At the Berlin Lawn Tennis Tournament there are more demanding alternatives in this regard. Even the ticket booth on Gottfried-von-Cramm-Weg fascinates with high-quality art instead of a boring container look. The digital artist Johann Büsen has created a special painting here – entirely on the computer. This makes queuing almost fun.
These days, sport and art go hand in hand on the LTTC Rot-Weiss facility. Klaus-Dieter Brennecke, a Berlin gallery owner and tennis fan, is responsible for this. He has been a member of the club for six years and when the organizers of the new tournament approached him to discuss an art project, he was immediately enthusiastic.
“That creates completely new perspectives,” says Brennecke. People who otherwise have little contact with art can see works by Kim Dreyer, Franziska Maderthaner, Lars Teichmann, Büsen – and of course Elvira Bach on the Art Walk on the site. The Berlin artist is perhaps the biggest name at this tournament outside of the world-class players. Several of her paintings and a sculpture are on display just behind the entrance.
There are also exhibits of different styles, epochs and influences in a kind of open-air gallery – all of this is included in the ticket price. Bach’s works, for example, adorn the massive exterior architecture of the Steffi Graf Stadium. From court number one, the individual works are particularly accessible.
The artists did not work live on or on the objects, as Brennecke explains: “Almost everything is printed, which was not so easy given the size of the images and, above all, the data.” Brennecke was initially skeptical as to whether the partly enlarged copies would meet his qualitative requirements. Now he’s satisfied: “I wouldn’t have thought of it before and I would probably try it again in the future,” he says.
Particularly impressive is a 32 meter long and almost three meter high panorama picture by Johann Büsen on tarpaulins directly behind the sponsor park in the direction of Hundekehlesee, in which the individual motifs merge into one another. Many details can be seen from the clubhouse. Lars Teichmann, who is currently exhibiting at Brenneckes Fine Art, is represented with individual works of art right behind a grandstand in the Center Court.
The works are not always noticed, commerce sometimes comes before art when it comes to placing a food truck. “Sometimes that can’t be changed,” says Markus Zoecke from the LTTC Rot-Weiss, pointing out that “nevertheless, enough exhibits were clearly visible”.
Brennecke, on the other hand, is clear that he is breaking new ground with his campaign and does not always receive undivided approval for his ideas.
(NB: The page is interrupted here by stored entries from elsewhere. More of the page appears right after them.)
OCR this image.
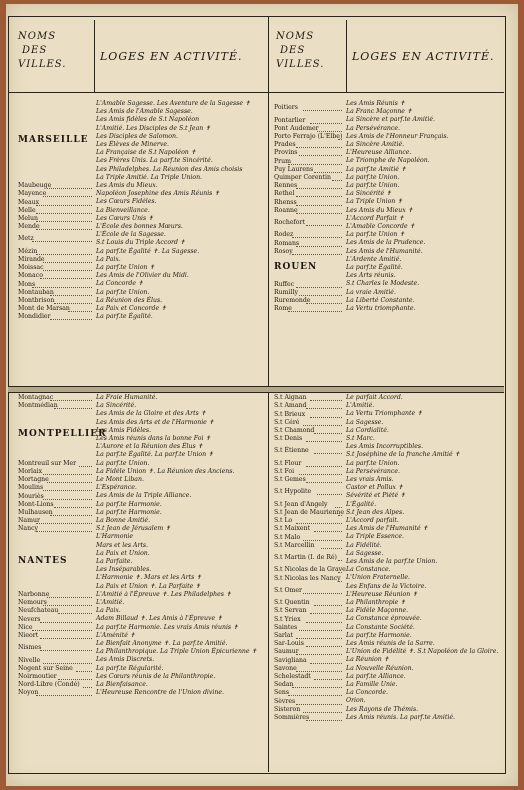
NOMS
DES
VILLES.
LOGES EN ACTIVITÉ.
NOMS
DES
VILLES.
LOGES EN ACTIVITÉ.
MARSEILLE
L'Amable Sagesse. Les Aventure de la Sagesse ✝
Les Amis de l'Amable Sagesse.
Les Amis fidèles de S.t Napoléon
L'Amitié. Les Disciples de S.t Jean ✝
Les Disciples de Salomon.
Les Élèves de Minerve.
La Française de S.t Napoléon ✝
Les Frères Unis. La parf.te Sincérité.
Les Philadelphes. La Réunion des Amis choisis
La Triple Amitié. La Triple Union.
Maubeuge	Les Amis du Mieux.
Mayence	Napoléon Josephine des Amis Réunis ✝
Meaux	Les Cœurs Fidèles.
Melle	La Bienveillance.
Melun	Les Cœurs Unis ✝
Mende	L'École des bonnes Mœurs.
Metz
L'École de la Sagesse.
S.t Louis du Triple Accord ✝
Mézin	La parf.te Égalité ✝. La Sagesse.
Mirande	La Paix.
Moissac	La parf.te Union ✝
Monaco	Les Amis de l'Olivier du Midi.
Mons	La Concorde ✝
Montauban	La parf.te Union.
Montbrison	La Réunion des Élus.
Mont de Marsan	La Paix et Concorde ✝
Mondidier	La parf.te Égalité.
Poitiers
Les Amis Réunis ✝
La Franc Maçonne ✝
Pontarlier	La Sincère et parf.te Amitié.
Pont Audemer	La Persévérance.
Porto Ferrajo (L'Elbe) Les Amis de l'Honneur Français.
Prades	La Sincère Amitié.
Provins	L'Heureuse Alliance.
Prum	Le Triomphe de Napoléon.
Puy Laurens	La parf.te Amitié ✝
Quimper Corentin La parf.te Union.
Rennes	La parf.te Union.
Rethel	La Sincérité ✝
Rhenss	La Triple Union ✝
Roanne	Les Amis du Mieux ✝
Rochefort
L'Accord Parfait ✝
L'Amable Concorde ✝
Rodez	La parf.te Union ✝
Romans	Les Amis de la Prudence.
Rosoy	Les Amis de l'Humanité.
ROUEN
L'Ardente Amitié.
La parf.te Égalité.
Les Arts réunis.
Ruffec	S.t Charles le Modeste.
Rumilly	La vraie Amitié.
Ruremonde	La Liberté Constante.
Rome	La Vertu triomphante.
Montagnac	La Fraie Humanité.
Montmédian	La Sincérité.
MONTPELLIER
Les Amis de la Gloire et des Arts ✝
Les Amis des Arts et de l'Harmonie ✝
Les Amis Fidèles.
Les Amis réunis dans la bonne Foi ✝
L'Aurore et la Réunion des Élus ✝
La parf.te Égalité. La parf.te Union ✝
Montreuil sur Mer	La parf.te Union.
Morlaix	La Fidèle Union ✝. La Réunion des Anciens.
Mortagne	Le Mont Liban.
Moulins	L'Espérance.
Mouriès	Les Amis de la Triple Alliance.
Mont-Lions	La parf.te Harmonie.
Mulhausen	La parf.te Harmonie.
Namur	La Bonne Amitié.
Nancy	S.t Jean de Jérusalem ✝
NANTES
L'Harmonie
Mars et les Arts.
La Paix et Union.
La Parfaite.
Les Inséparables.
L'Harmonie ✝. Mars et les Arts ✝
La Paix et Union ✝. La Parfaite ✝
Narbonne	L'Amitié à l'Épreuve ✝. Les Philadelphes ✝
Nemours	L'Amitié.
Neufchateau	La Paix.
Nevers	Adam Billaud ✝. Les Amis à l'Épreuve ✝
Nice	La parf.te Harmonie. Les vrais Amis réunis ✝
Nieort	L'Aménité ✝
Nismes
Le Bienfait Anonyme ✝. La parf.te Amitié.
La Philanthropique. La Triple Union Épicurienne ✝
Nivelle	Les Amis Discrets.
Nogent sur Seine	La parf.te Régularité.
Noirmoutier	Les Cœurs réunis de la Philanthropie.
Nord-Libre (Condé)	La Bienfaisance.
Noyon	L'Heureuse Rencontre de l'Union divine.
S.t Aignan	Le parfait Accord.
S.t Amand	L'Amitié.
S.t Brieux	La Vertu Triomphante ✝
S.t Céré	La Sagesse.
S.t Chamond	La Cordialité.
S.t Denis	S.t Marc.
S.t Étienne
Les Amis Incorruptibles.
S.t Joséphine de la franche Amitié ✝
S.t Flour	La parf.te Union.
S.t Foi	La Persévérance.
S.t Gemes	Les vrais Amis.
S.t Hypolite
Castor et Pollux ✝
Sévérité et Piété ✝
S.t Jean d'Angely	L'Égalité.
S.t Jean de Maurienne S.t Jean des Alpes.
S.t Lo	L'Accord parfait.
S.t Maixent	Les Amis de l'Humanité ✝
S.t Malo	La Triple Essence.
S.t Marcellin	La Fidélité.
S.t Martin (I. de Ré)
La Sagesse.
Les Amis de la parf.te Union.
S.t Nicolas de la Grave La Constance.
S.t Nicolas les Nancy L'Union Fraternelle.
S.t Omer
Les Enfans de la Victoire.
L'Heureuse Réunion ✝
S.t Quentin	La Philanthropie ✝
S.t Servan	La Fidèle Maçonne.
S.t Yriex	La Constance éprouvée.
Saintes	La Constante Société.
Sarlat	La parf.te Harmonie.
Sar-Louis	Les Amis réunis de la Sarre.
Saumur	L'Union de Fidélité ✝. S.t Napoléon de la Gloire.
Savigliana	La Réunion ✝
Savone	La Nouvelle Réunion.
Schelestadt	La parf.te Alliance.
Sedan	La Famille Unie.
Sens	La Concorde.
Sèvres	Orion.
Sisteron	Les Rayons de Thémis.
Sommières	Les Amis réunis. La parf.te Amitié.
But: “That’s how it is in art. And what would it be if it didn’t polarize?” Brennecke sees it sportily. And of course tennis pictures are part of a tennis tournament. On the side wall of the cloakroom building right behind the entrance is a picture by the Austrian artist Franziska Maderthaner, in which Steffi Graf and club icon Gottfried von Cramm are hitting balls between the radio and television towers.
Von Cramm can also be found elsewhere, Kim Dreyer has immortalized him in several pictures. Brennecke is enthusiastic about the results because he knows that art is free and he didn’t want to dictate to anyone what they should paint. Dreyer needed three or four months for her Cramm picture at the clubhouse, the original is also significantly smaller here. She has managed to be just as eye-catching as Teichmann with his giant tennis racket above the entrance to the “Le Baron” restaurant.
And the visitors? “I’m happy about everyone who stops and looks at it. And maybe we’ll leave it all hanging after the tournament,” says Brennecke. Even if there are no more waiting times that have to be bridged by the club members. But after all, you can take it yourself to look at art first and then play tennis before or after.